William Blake

This blog is presented by Austin Schwartz, Erika Hewgley, Veronica Sanchez, and MJ Roy.

Saturday, January 1, 2011

Prose Poem

The Silent Child

The silent child sits. Quiet. Obedient. She does not deserve the monster’s hits.
Yes, she is perceived as strong. As strong as the damaged may look. The happy face, the blank façade. Her emotions a closed black book. Day by bright day she fades through life, living in fear ‘til the next scary night.
Her friends do not notice, the clear tears in her eyes; and to the teachers she speaks great lies, but when the child is alone she cries and cries.
She does not cower from the monster, no, a fighter that is she. Weakness and suffering, is something the beast must not see. But without a reaction the monster pounds, breaks things, beats, and screams. Outside that sage room though, no one will see, the pain that is caused by the drugged demonic being.
The beast is a magician! A master of disguise! On the outside the beauty escapes no eyes. Happy and bubbling, a lovable woman. No one can see the pain that she is causing.
Lies the monster spreads, like hot wildfire it comes; so blatantly, so easily, spread to everyone. From every angle the monster tears apart the girls life. The child it is ruining, on the outside and in. But no one notices, no one cares, she is alone without a friend.
She tries, oh the child tries to escape and run away, but she will soon be back before the light of the next day.
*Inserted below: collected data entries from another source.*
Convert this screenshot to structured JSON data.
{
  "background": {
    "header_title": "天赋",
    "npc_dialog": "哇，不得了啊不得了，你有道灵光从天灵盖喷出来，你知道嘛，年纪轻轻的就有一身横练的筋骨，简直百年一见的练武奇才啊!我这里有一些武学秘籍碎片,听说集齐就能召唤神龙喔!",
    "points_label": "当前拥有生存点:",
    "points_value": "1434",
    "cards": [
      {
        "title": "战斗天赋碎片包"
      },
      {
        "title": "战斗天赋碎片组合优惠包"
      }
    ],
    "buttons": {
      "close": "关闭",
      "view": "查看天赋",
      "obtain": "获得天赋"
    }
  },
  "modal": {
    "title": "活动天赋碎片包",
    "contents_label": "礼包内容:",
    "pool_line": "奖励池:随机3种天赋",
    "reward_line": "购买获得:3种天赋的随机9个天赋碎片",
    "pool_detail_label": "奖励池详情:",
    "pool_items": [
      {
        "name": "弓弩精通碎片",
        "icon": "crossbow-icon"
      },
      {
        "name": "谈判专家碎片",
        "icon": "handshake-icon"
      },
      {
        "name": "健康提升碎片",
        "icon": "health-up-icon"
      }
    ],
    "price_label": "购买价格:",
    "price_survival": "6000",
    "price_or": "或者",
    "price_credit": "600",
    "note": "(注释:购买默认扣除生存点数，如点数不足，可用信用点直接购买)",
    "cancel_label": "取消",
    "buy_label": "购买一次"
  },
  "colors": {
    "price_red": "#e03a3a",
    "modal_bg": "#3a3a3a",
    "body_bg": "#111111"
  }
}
When she runs she sits in the cold, the silent white cold, lonely, and scared, no comfort at all. She screams into the night, none hear but the wind. She curses the sky for bring the beast in; in her room, in her house, every night the monster comes. To punish and terrorize, to go crazy, for fun. The child tries to defeat it; to destroy the monsters disgusting supply. But no matter what she does, the monster finds how to survive. She gets it somehow, the supply is coming! No matter how many times the child dumps, breaks, pours, and destroys it.
The poor girl is out of ideas; can it only be the way? To take her own life, would that ease the pain? She attempts the task, each day, after school; why would she want to live in a world so cruel?
Still, the child sits, with heavy blade and bible, hoping to cut the pain out from inside her. She asks her God, begs her God; does he hear her cry? When she sits the corner screaming “Why, why, why?” She gets no comfort, no help from pain; so she grins at the monster, and bears it the same.
In the darkness she sits, waiting for the monsters three a.m. fit. It comes and she takes it, never moving an inch. Quiet. Silent.